8. EYES WIDE SHUT (2000)

Possibly the most mainstream movie star of all time, it seems unlikely Tom Cruise would ever be caught in a ratings board controversy. But for Eyes Wide Shut, he and then-wife Nicole Kidman agreed to submit to the whims of Stanley Kubrick, a notoriously exacting director who wanted to create an explicit depiction of a married couple’s descent into infidelity. Kubrick edited the film, which received an NC-17 designation from the MPAA, then had it digitally altered so previously nude actors would appear clothed during an orgy sequence. After the director died in March 1999, Warner Bros., which was distributing the movie and wanted to make sure it had the best possible chance of seeing a profit, had it reedited further to conform to an R rating.

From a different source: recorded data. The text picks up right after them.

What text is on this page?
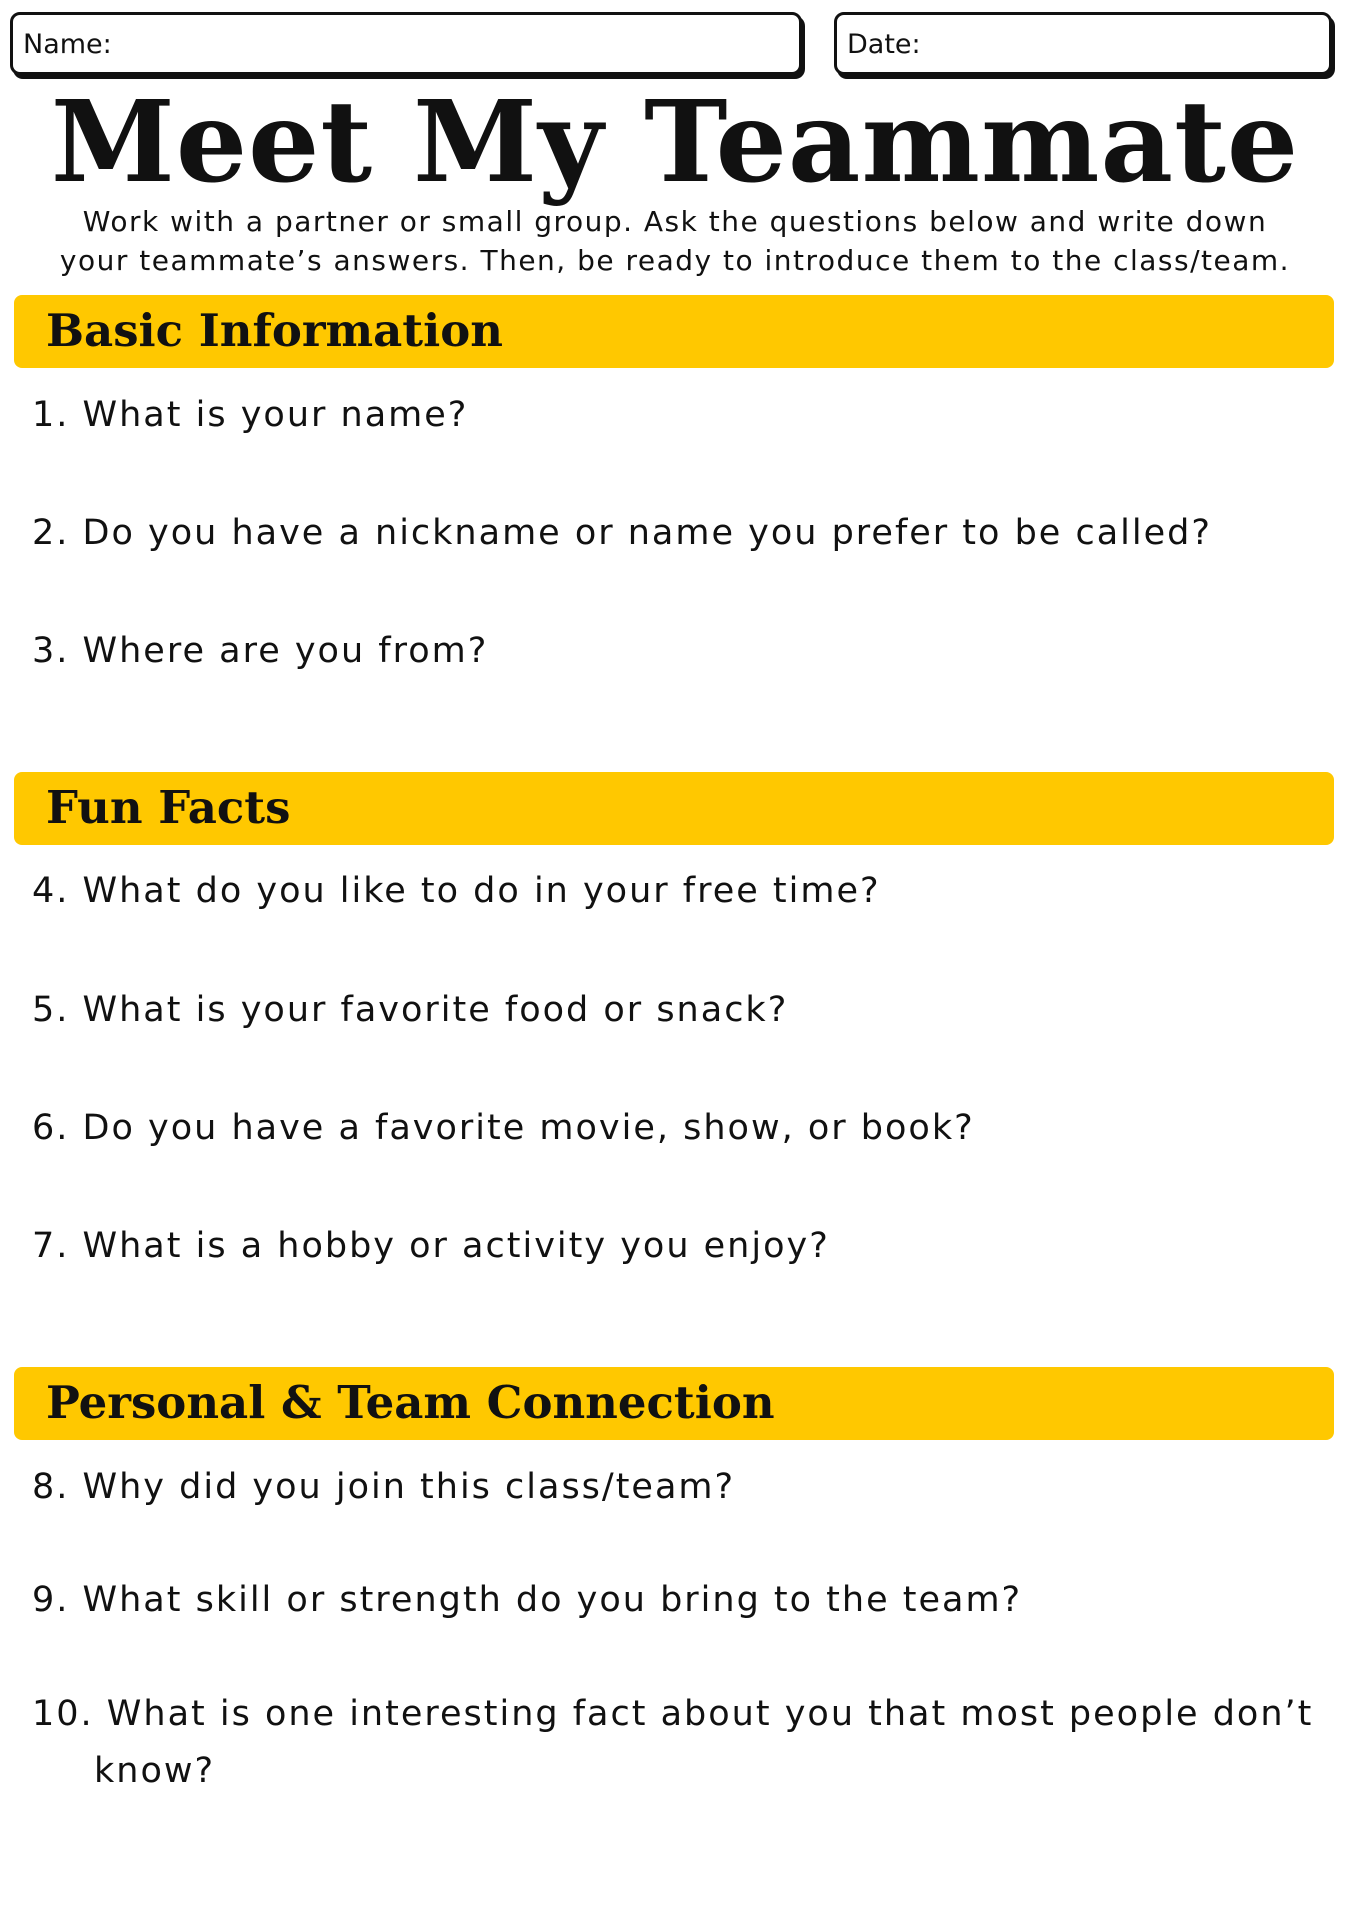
Name:	Date:
Meet My Teammate
Work with a partner or small group. Ask the questions below and write down
your teammate’s answers. Then, be ready to introduce them to the class/team.
Basic Information
1. What is your name?
2. Do you have a nickname or name you prefer to be called?
3. Where are you from?
Fun Facts
4. What do you like to do in your free time?
5. What is your favorite food or snack?
6. Do you have a favorite movie, show, or book?
7. What is a hobby or activity you enjoy?
Personal & Team Connection
8. Why did you join this class/team?
9. What skill or strength do you bring to the team?
10. What is one interesting fact about you that most people don’t know?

This rankled movie critic Roger Ebert, who chastised the studio for not taking the opportunity to help legitimize the NC-17 rating by having it associated with a star like Cruise.

Instead, studios have remained wary of the label, and few films are released bearing the rating. Blue is the Warmest Color, released in 2013, was a rare exception. The film, about a love affair between a French teenager and her older female partner, won the Palme d'Or in Cannes and was shown in one New York theater that ignored the rating and allowed teenagers to purchase tickets.